Algis Griškevičius wurde 1954 in Vilnius geboren. Nach zweijährigem Wehrdienst unmittelbar nach seinem Abschluss (1973–1975) entdeckte der Künstler die Welt des Theaters als Künstlerassistent am Litauischen Nationaltheater für Oper und Ballett (1976–1980). Von dieser Bildungserfahrung inspiriert, entwickelte der Künstler sein natürliches Talent am Staatlichen Kunstinstitut Litauens (heute: Kunstakademie Vilnius) von 1980 bis 1985 weiter. Gleichzeitig arbeitete er sowohl als Bühnenbildner am Litauischen Staatlichen Jugendtheater (1980–1990) und als selbstständiger Künstler ab 1990. Obwohl er für seine Gemälde gefeiert wird, hat sich Griškevičius auch einen Namen und einen guten Ruf in der zeitgenössischen Fotografisezene Litauens gemacht.
Zwar arbeitet Griškevičius ganz offensichtlich in Vilnius, doch seine Gemälde lassen sich nicht anders beschreiben als „aus einer anderen Welt“. Dies ist auf verschiedene Elemente zurückzuführen, die allesamt bewusst zu diesem Zweck angeordnet sind. Thematisch gesehen sind Abwesenheit und Leere prägende Elemente der gewählten und dargestellten Szenen. Dass die meisten gemalten Räume den Anschein haben, eine Massenansammlung zu erwarten, unterstreicht dieses Gefühl der „Präsenzlosigkeit“, das unmittelbar die Frage aufkommen lässt: „Warum sind diese Szenen leer?“ Die Temporalität scheint aufgehoben und eingefroren, und das trotz der weichen, ehrlichen Farben. Durch diesen Effekt wird der Betrachter dazu verleitet, auf das Gemälde zu starren, als gäbe es dort, in der dargestellten fotorafischen Absurdität, etwas zu sehen, zu entdecken. Technik dienst als Wahrnehmungseffekt. Die Bilder sind ganz klassisch um drei Tiefenebenen herum strukturiert und folgendermaßen aufgeteilt: eine erste Ebene der mimetischen Genauigkeit, eine zweite Ebene der geometrischen Komposition und eine dritte und weiteste Ebene, die eine eher suggestive Technik vibrierender Farbtöne annimmt. All diese Parameter sind in ihrer Kombination ein Zeugnis von Griškevičius’ Theaterhintergrund. Jedes Gemälde ist nicht wie ein flaches Bild aufgebaut, sondern eher wie ein physisches Bühnenbild. Daher kommt auch das Gefühl der Szene in der Szenerie, wie eine Bühne, die von unserer möglichen Präsenz weiß – die einzige, die es gibt. Von Angesicht zu Angesicht tun Gemälde und Betrachter nur eins: Warten.

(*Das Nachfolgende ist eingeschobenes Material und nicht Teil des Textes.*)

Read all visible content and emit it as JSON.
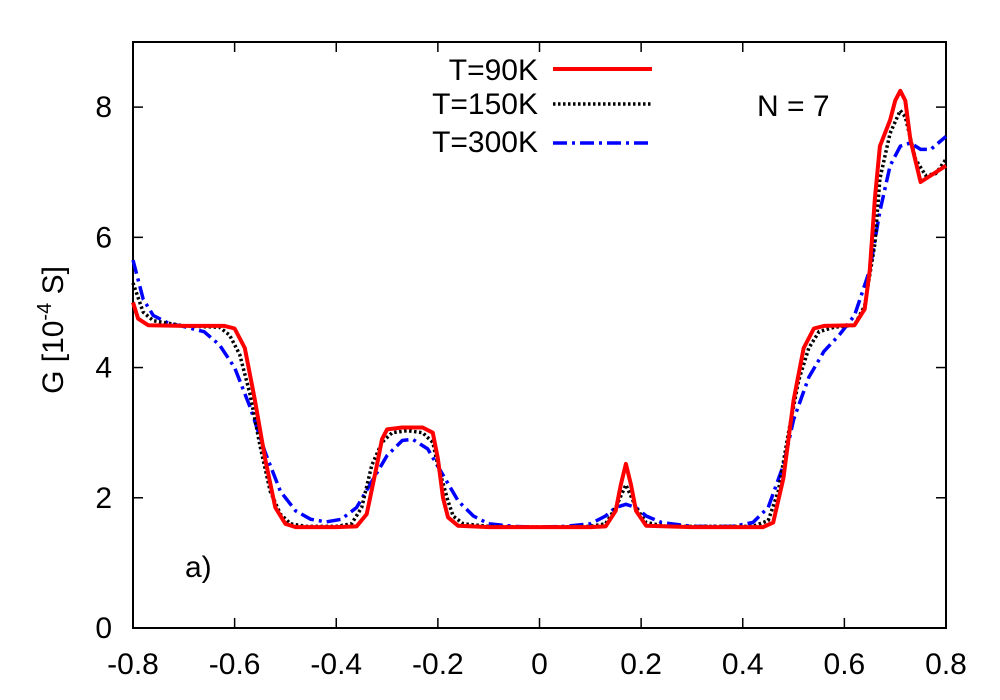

Surrealismus durch Komposition wird später überspielt von Fotografie, doch durch kontrastierende Mittel und mit dem Ziel, andere Ergebnisse zu erzielen. Es gibt viele Details, von denen jedes einzelne ein Fragezeichen im Kopf des Zuschauers hinterlässt. Durch die Präsenz von Charakteren in leicht absurd gewordenen Alltagssituationen gewinnen diese Inszenierungen an Symbolgehalt. Dieser Kontrast verleiht jeder Komposition einen philosophischen Subtext, der viel Interpretationsfreiheit lässt. Mit diesen Schichten positioniert sich Griškevičius mit seinen Fotografien mit einem Fuß außerhalb der litauischen Tradition der Fotografie (konzeptueller Symbolismus) und einem Fuß fest darin verankert (philosophische Fragen, die in einer simplen Bildsprache wurzeln).
Dieses spannende Opus wurde in mehr als 73 Einzelausstellungen und 100 Sammelausstellungen weltweit gezeigt und war Gegenstand von sechs Büchern von 2004 bis 2019.